Concerned with the value of the euro, the ECB elected not to pursue policies of monetary easing as aggressively as Federal Reserve, its U.S. counterpart.

Other central banks “have their own responsibility and decisions and I have already said that as far as we are concerned, we would be very, very keen to avoid to be put in a situation which for us would not be appropriate, namely a liquidity trap,” Trichet said in January.

But Trichet’s reluctance is partly to blame for Europe’s lagging recovery.

The preliminary Markit purchasing managers index (PMI), a closely watched survey released earlier today, showed that eurozone output fell for the thirteenth consecutive month in June.
The PMI rose to 44.4 in June, up from 44.0 in May. A reading of less than 50 indicates a contraction in activity, while a figure of more than 50 signals expansion. Economists had forecast a rise to 45.5, according to MarketWatch.com.

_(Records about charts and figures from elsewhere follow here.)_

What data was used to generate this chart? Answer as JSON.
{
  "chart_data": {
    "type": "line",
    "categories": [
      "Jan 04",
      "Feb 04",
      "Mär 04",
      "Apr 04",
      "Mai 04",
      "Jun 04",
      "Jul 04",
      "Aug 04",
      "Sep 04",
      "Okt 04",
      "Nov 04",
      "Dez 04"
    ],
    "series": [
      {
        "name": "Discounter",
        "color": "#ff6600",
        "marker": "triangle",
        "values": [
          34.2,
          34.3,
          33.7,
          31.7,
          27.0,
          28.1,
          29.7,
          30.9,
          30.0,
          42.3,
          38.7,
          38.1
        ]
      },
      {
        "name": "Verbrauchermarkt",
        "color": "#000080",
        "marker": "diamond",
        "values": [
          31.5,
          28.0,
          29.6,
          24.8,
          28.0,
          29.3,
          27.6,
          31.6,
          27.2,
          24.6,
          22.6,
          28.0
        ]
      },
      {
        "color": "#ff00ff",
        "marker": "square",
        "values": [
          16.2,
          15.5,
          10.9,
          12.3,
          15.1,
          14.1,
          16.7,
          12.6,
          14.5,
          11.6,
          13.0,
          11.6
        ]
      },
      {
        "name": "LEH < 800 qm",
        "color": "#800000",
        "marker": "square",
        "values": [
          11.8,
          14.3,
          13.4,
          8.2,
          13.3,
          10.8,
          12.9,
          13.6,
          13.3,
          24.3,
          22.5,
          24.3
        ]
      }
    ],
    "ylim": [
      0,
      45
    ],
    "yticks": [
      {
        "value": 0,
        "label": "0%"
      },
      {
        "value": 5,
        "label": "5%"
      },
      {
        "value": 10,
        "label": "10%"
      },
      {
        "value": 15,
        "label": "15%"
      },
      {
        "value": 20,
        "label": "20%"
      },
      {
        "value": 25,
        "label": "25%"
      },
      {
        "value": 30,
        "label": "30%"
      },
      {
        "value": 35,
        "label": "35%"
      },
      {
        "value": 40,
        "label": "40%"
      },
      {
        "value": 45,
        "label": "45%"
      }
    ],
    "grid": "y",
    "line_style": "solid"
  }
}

Dominic Bryant at BNP Paribas told The FT that Europe’s economy won’t be gaining traction “anytime soon,” and he expects the economy to be “more or less flat for the next four quarters.”

Europe’s underperformance when compared with the United States and United Kingdom will reflect “the less aggressive action of policy makers in the eurozone in the areas of monetary policy, fiscal policy and banking sector support,” Bryant said.